People in the UK don't all get the same standard of treatment - those with the means to navigate the system, pay to get into the first layer quicker or who have the freedom and the money to waste hours and days to access health care do better. (As you have done yourself) How is that different from people paying for extra insurance in the US?
You worry about calling ambulances? Urgent cases here are waiting not just a few hours but many. Patients in their 80s and 90s left lying in the rain and cold for several hours, dependent on the good will of passers by or neighbours to try and keep them warm whilst waiting (and this was happening before the pandemic, its just more widespread now).
You hope that PP upthread's dire appointment experiences were unusual? To me it sounded absolutely typical. Have you never tried playing appointment roulette with the many NHS fiefdoms? Every system is different and they don't communicate. If you are really lucky you get the details of the appointment before its happened and they have a record of it when you arrive.
Its equally likely the appointment arrives after the date, for the one week you asked them to avoid, or they have lost the record and don't have your details. You take a day off for an appointment at time X, the call happens at a random time when you are on the loo - tough luck. Down the snake you go.
I recently received a text for an appointment I hadn’t made (a very common problem with clinics which issue appointments rather than allow you to make them) - text came end of business day, lines closed. Spent two hours of my own time next morning trying to get through and then gave up.
There are hundreds of different appointment systems all setting their own rules and processes - there is no “one” NHS” and we should stop pretending there is.
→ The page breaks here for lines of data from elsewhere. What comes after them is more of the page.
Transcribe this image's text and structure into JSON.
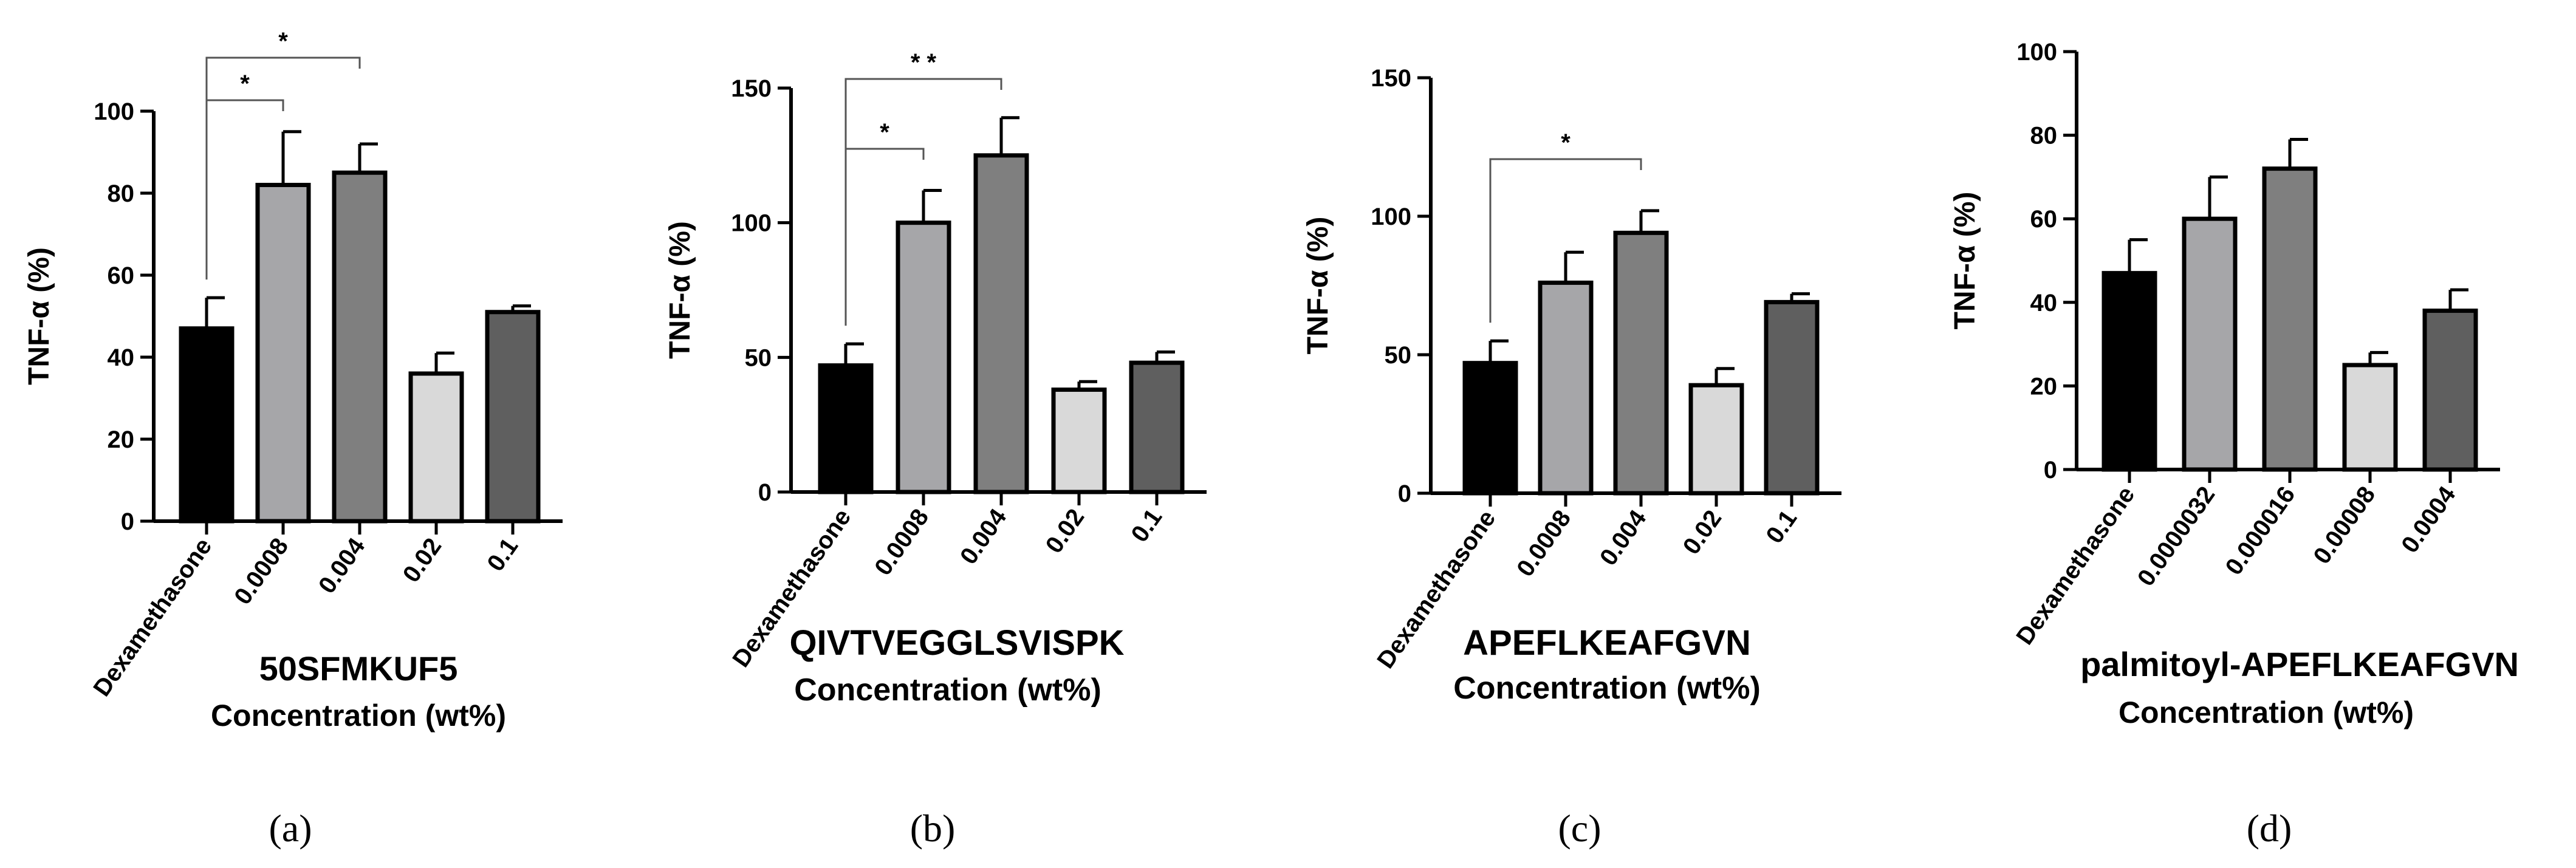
{
  "chart_data": [
    {
      "type": "bar",
      "panel_label": "(a)",
      "title": "50SFMKUF5",
      "xlabel": "Concentration (wt%)",
      "ylabel": "TNF-α (%)",
      "ylim": [
        0,
        100
      ],
      "yticks": [
        "0",
        "20",
        "40",
        "60",
        "80",
        "100"
      ],
      "categories": [
        "Dexamethasone",
        "0.0008",
        "0.004",
        "0.02",
        "0.1"
      ],
      "values": [
        47,
        82,
        85,
        36,
        51
      ],
      "errors": [
        7.5,
        13,
        7,
        5,
        1.5
      ],
      "colors": [
        "#000000",
        "#a6a6a9",
        "#7f7f7f",
        "#d9d9d9",
        "#5f5f5f"
      ],
      "significance": [
        {
          "from": 0,
          "to": 1,
          "label": "*"
        },
        {
          "from": 0,
          "to": 2,
          "label": "*"
        }
      ]
    },
    {
      "type": "bar",
      "panel_label": "(b)",
      "title": "QIVTVEGGLSVISPK",
      "xlabel": "Concentration (wt%)",
      "ylabel": "TNF-α (%)",
      "ylim": [
        0,
        150
      ],
      "yticks": [
        "0",
        "50",
        "100",
        "150"
      ],
      "categories": [
        "Dexamethasone",
        "0.0008",
        "0.004",
        "0.02",
        "0.1"
      ],
      "values": [
        47,
        100,
        125,
        38,
        48
      ],
      "errors": [
        8,
        12,
        14,
        3,
        4
      ],
      "colors": [
        "#000000",
        "#a6a6a9",
        "#7f7f7f",
        "#d9d9d9",
        "#5f5f5f"
      ],
      "significance": [
        {
          "from": 0,
          "to": 1,
          "label": "*"
        },
        {
          "from": 0,
          "to": 2,
          "label": "* *"
        }
      ]
    },
    {
      "type": "bar",
      "panel_label": "(c)",
      "title": "APEFLKEAFGVN",
      "xlabel": "Concentration (wt%)",
      "ylabel": "TNF-α (%)",
      "ylim": [
        0,
        150
      ],
      "yticks": [
        "0",
        "50",
        "100",
        "150"
      ],
      "categories": [
        "Dexamethasone",
        "0.0008",
        "0.004",
        "0.02",
        "0.1"
      ],
      "values": [
        47,
        76,
        94,
        39,
        69
      ],
      "errors": [
        8,
        11,
        8,
        6,
        3
      ],
      "colors": [
        "#000000",
        "#a6a6a9",
        "#7f7f7f",
        "#d9d9d9",
        "#5f5f5f"
      ],
      "significance": [
        {
          "from": 0,
          "to": 2,
          "label": "*"
        }
      ]
    },
    {
      "type": "bar",
      "panel_label": "(d)",
      "title": "palmitoyl-APEFLKEAFGVN",
      "xlabel": "Concentration (wt%)",
      "ylabel": "TNF-α (%)",
      "ylim": [
        0,
        100
      ],
      "yticks": [
        "0",
        "20",
        "40",
        "60",
        "80",
        "100"
      ],
      "categories": [
        "Dexamethasone",
        "0.0000032",
        "0.000016",
        "0.00008",
        "0.0004"
      ],
      "values": [
        47,
        60,
        72,
        25,
        38
      ],
      "errors": [
        8,
        10,
        7,
        3,
        5
      ],
      "colors": [
        "#000000",
        "#a6a6a9",
        "#7f7f7f",
        "#d9d9d9",
        "#5f5f5f"
      ],
      "significance": []
    }
  ]
}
Some of this is down to budgets but not all of it by a long chalk. A lot of it is bad business practices fragmented across thousands of little organisations all reinventing the wheel and often its bad procurement management. Our spend per head on health is not delivering the outcomes that Europeans get, with state backed and regulated health insurance models and hasn’t done for some years. And that isn't counting the huge number of patient hours wasted trying to navigate the process and waiting around for appointments. Patient time is assumed to be valueless.
It has also always been largely privatised, especially in primary care - that was forced by the doctors’ unions as the price of supporting the system.
The choice is not between a wonderful NHS and a dire US insurance system and people should stop pretending it is.
The model which was groundbreaking in the 50s is now out of date and has been improved on by most of our European neighbours who deliver more patient focused care at lower cost and seem to be better at enabling their professionals to get on with the job rather than leaving them buried in paperwork and using antiquated systems.